## You’d think they’d make it easier

I am often in need of the separate components of regression function. For instance, differences in utility functions can be easily measured by comparing the exponents of a the functions’ power regressions. Excel can calculate the power regression and place the line on a chart. For some reason though, they did not give an easy way to get that data in a formula. If I felt like programming my own functions I imagine =powreg(x’s,y’s,[desiredDataToReturn]) would definitely be in there. Since it’s not I’m usually forced to go to Google. Unfortunately this appears to not be to wide-spread of a problem, or any easy solution exists that I am not aware of, because I am always at a loss even after a Google search. Of course Excel help is useless. They can’t bother to document that functions have more uses than they appear (=ln() is also an array function? I guess you need to buy a book to learn these things).

At first I was forced to look up and convert the power law equations into an Excel function. If you are looking for practice with Excel, have fun; here’s the equation for the exponent in a power function:

Just kidding. Here’s the formula: =(count(x array)*sum(ln(x array)*ln(y array))-sum(ln(x array)*sum(ln(y array))/(count(x array)*sum(power(ln(x array),2))-power(sum(ln(x array),2)). Then hit CTRL+Shift+Enter NOT just enter. Quick explanation, ctrl+shift+enter enters the sums and natural logs as array functions which is how it calculates x_{i} instead of just x. You can check the result against a trendline inserted in a chart.

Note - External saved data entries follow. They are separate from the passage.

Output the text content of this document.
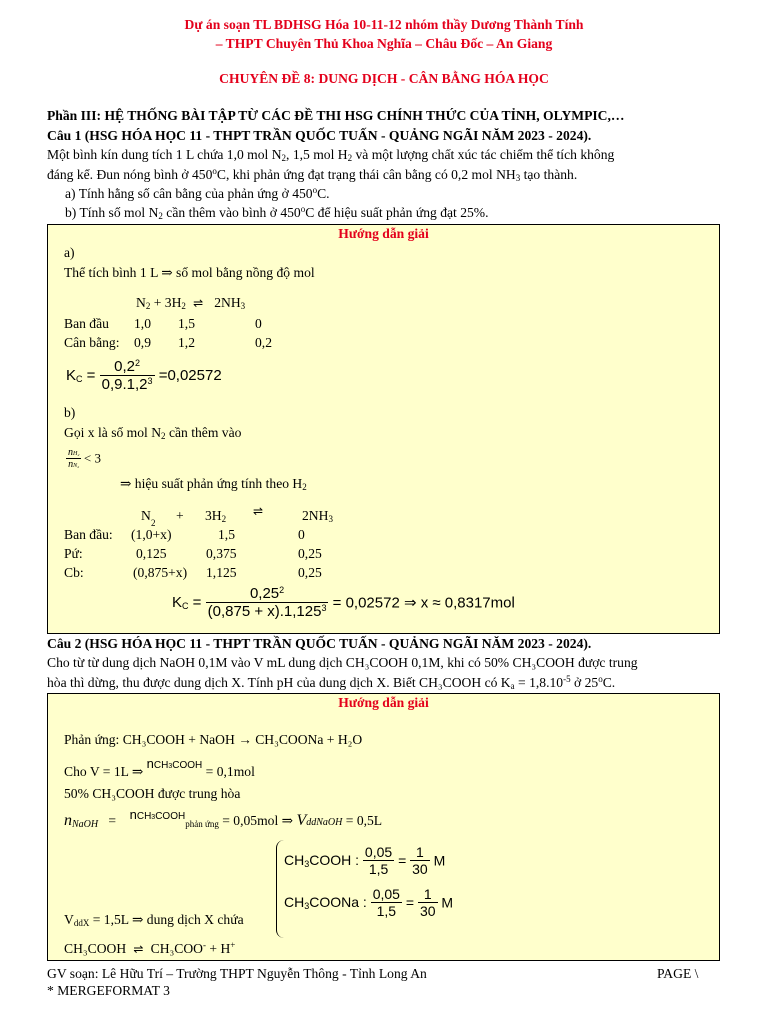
Dự án soạn TL BDHSG Hóa 10-11-12 nhóm thầy Dương Thành Tính
– THPT Chuyên Thủ Khoa Nghĩa – Châu Đốc – An Giang
CHUYÊN ĐỀ 8: DUNG DỊCH - CÂN BẰNG HÓA HỌC
Phần III: HỆ THỐNG BÀI TẬP TỪ CÁC ĐỀ THI HSG CHÍNH THỨC CỦA TỈNH, OLYMPIC,…
Câu 1 (HSG HÓA HỌC 11 - THPT TRẦN QUỐC TUẤN - QUẢNG NGÃI NĂM 2023 - 2024).
Một bình kín dung tích 1 L chứa 1,0 mol $N_2$, 1,5 mol $H_2$ và một lượng chất xúc tác chiếm thể tích không
đáng kể. Đun nóng bình ở 450$^o$C, khi phản ứng đạt trạng thái cân bằng có 0,2 mol $NH_3$ tạo thành.
a) Tính hằng số cân bằng của phản ứng ở 450$^o$C.
b) Tính số mol $N_2$ cần thêm vào bình ở 450$^o$C để hiệu suất phản ứng đạt 25%.
Hướng dẫn giải
a)
Thể tích bình 1 L ⇒ số mol bằng nồng độ mol
$N_2 + 3H_2$  ⇌   $2NH_3$
Ban đầu 1,0 1,5	0
Cân bằng: 0,9 1,2	0,2
$K_C = \frac{0,2^2}{0,9.1,2^3} =0,02572$
b)
Gọi x là số mol $N_2$ cần thêm vào
$\frac{\text{nH₂}}{\text{nN₂}} < 3$
⇒ hiệu suất phản ứng tính theo $H_2$
N $_2 + 3H_2$
⇌	$2NH_3$
Ban đầu: (1,0+x)	1,5	0
Pứ:	0,125	0,375	0,25
Cb:	(0,875+x) 1,125	0,25
$K_C = \frac{0,25^2}{(0,875 + x).1,125^3} = 0,02572$ ⇒ x ≈ 0,8317mol
Câu 2 (HSG HÓA HỌC 11 - THPT TRẦN QUỐC TUẤN - QUẢNG NGÃI NĂM 2023 - 2024).
Cho từ từ dung dịch NaOH 0,1M vào V mL dung dịch CH₃COOH 0,1M, khi có 50% CH₃COOH được trung
hòa thì dừng, thu được dung dịch X. Tính pH của dung dịch X. Biết CH₃COOH có $K_a = 1,8.10^{-5}$ ở 25$^o$C.
Hướng dẫn giải
Phản ứng: CH₃COOH + NaOH → CH₃COONa + H₂O
Cho V = 1L ⇒ nCH3COOH = 0,1mol
50% CH₃COOH được trung hòa
$n_{NaOH}$   =    nCH3COOHphản ứng = 0,05mol ⇒ VddNaOH = 0,5L
$CH_3COOH$ : $\frac{0,05}{1,5} = \frac{1}{30}$ M
$CH_3COONa$ : $\frac{0,05}{1,5} = \frac{1}{30}$ M
$V_{ddX} = 1,5L$ ⇒ dung dịch X chứa
CH₃COOH  ⇌  CH₃COO- + H+
GV soạn: Lê Hữu Trí – Trường THPT Nguyễn Thông - Tỉnh Long An	PAGE \
* MERGEFORMAT 3
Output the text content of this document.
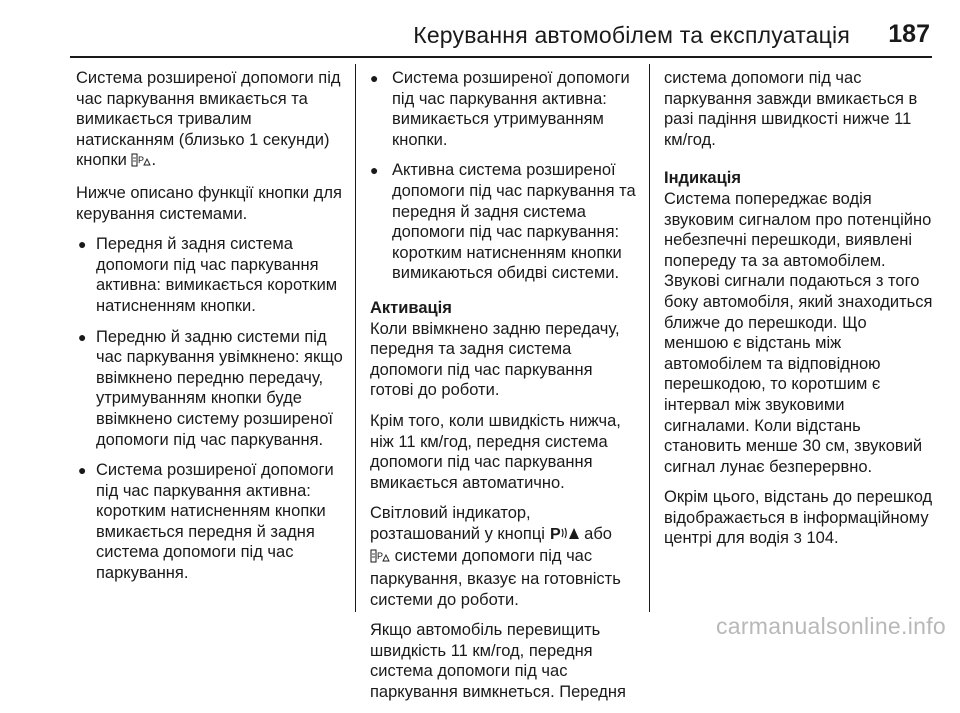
Керування автомобілем та експлуатація 187

Система розширеної допомоги під час паркування вмикається та вимикається тривалим натисканням (близько 1 секунди) кнопки P .

Нижче описано функції кнопки для керування системами.

● Передня й задня система допомоги під час паркування активна: вимикається коротким натисненням кнопки.
● Передню й задню системи під час паркування увімкнено: якщо ввімкнено передню передачу, утримуванням кнопки буде ввімкнено систему розширеної допомоги під час паркування.
● Система розширеної допомоги під час паркування активна: коротким натисненням кнопки вмикається передня й задня система допомоги під час паркування.
● Система розширеної допомоги під час паркування активна: вимикається утримуванням кнопки.
● Активна система розширеної допомоги під час паркування та передня й задня система допомоги під час паркування: коротким натисненням кнопки вимикаються обидві системи.
Активація

Коли ввімкнено задню передачу, передня та задня система допомоги під час паркування готові до роботи.

Крім того, коли швидкість нижча, ніж 11 км/год, передня система допомоги під час паркування вмикається автоматично.

Світловий індикатор, розташований у кнопці P або
P системи допомоги під час паркування, вказує на готовність системи до роботи.

Якщо автомобіль перевищить швидкість 11 км/год, передня система допомоги під час паркування вимкнеться. Передня

система допомоги під час паркування завжди вмикається в разі падіння швидкості нижче 11 км/год.

Індикація

Система попереджає водія звуковим сигналом про потенційно небезпечні перешкоди, виявлені попереду та за автомобілем. Звукові сигнали подаються з того боку автомобіля, який знаходиться ближче до перешкоди. Що меншою є відстань між автомобілем та відповідною перешкодою, то коротшим є інтервал між звуковими сигналами. Коли відстань становить менше 30 см, звуковий сигнал лунає безперервно.

Окрім цього, відстань до перешкод відображається в інформаційному центрі для водія 3 104.

carmanualsonline.info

Since that way is really no fun and typing that out (or even now copy and pasting and then editing the arrays) is excruciating, I decided to see what else Excel has to offer. The =linest() function looks like it’s no help at first since it only does a straight line regressions, but then I thought, “What if I just change the space the regression is playing in?” To skip some 12th grade calculus (I really don’t even know if what I’m doing is calculus), I’ll simply say a linear regression of on a log scale is a power regression in the linear scale. Simply put take the natural log of all your coordinates when plugging them into your formula.

=linest(ln(x array),ln(y array),false,false)

This formula gives you a power regression where =linest(x array, y array, false,false) gives you the linear regression. If you want the exponent, you could do the ctrl+shift+enter approach I mentioned above, but if you like using Excel arrays in a more user-friendly format, use the =index() function. The exponent is the first index (or 0 since it’s a 0-based array) and the coefficient is the second index.

=index(linest(ln(x array),ln(y array),false,false),0)

This gives you the exponent. Below is the coefficient. You have to inverse the coefficient (take it out of the log scale and back to the linear scale) first though.

=exp(index(linest(ln(x array),ln(y array),false,false),1)

Easy enough. I suppose programming a separate formula for this and every other regression style is superfluous, but why couldn’t Microsoft just put this in their Help document. It literally adds maybe 2 lines, as opposed to the 100 lines you’ve read here if you go this far.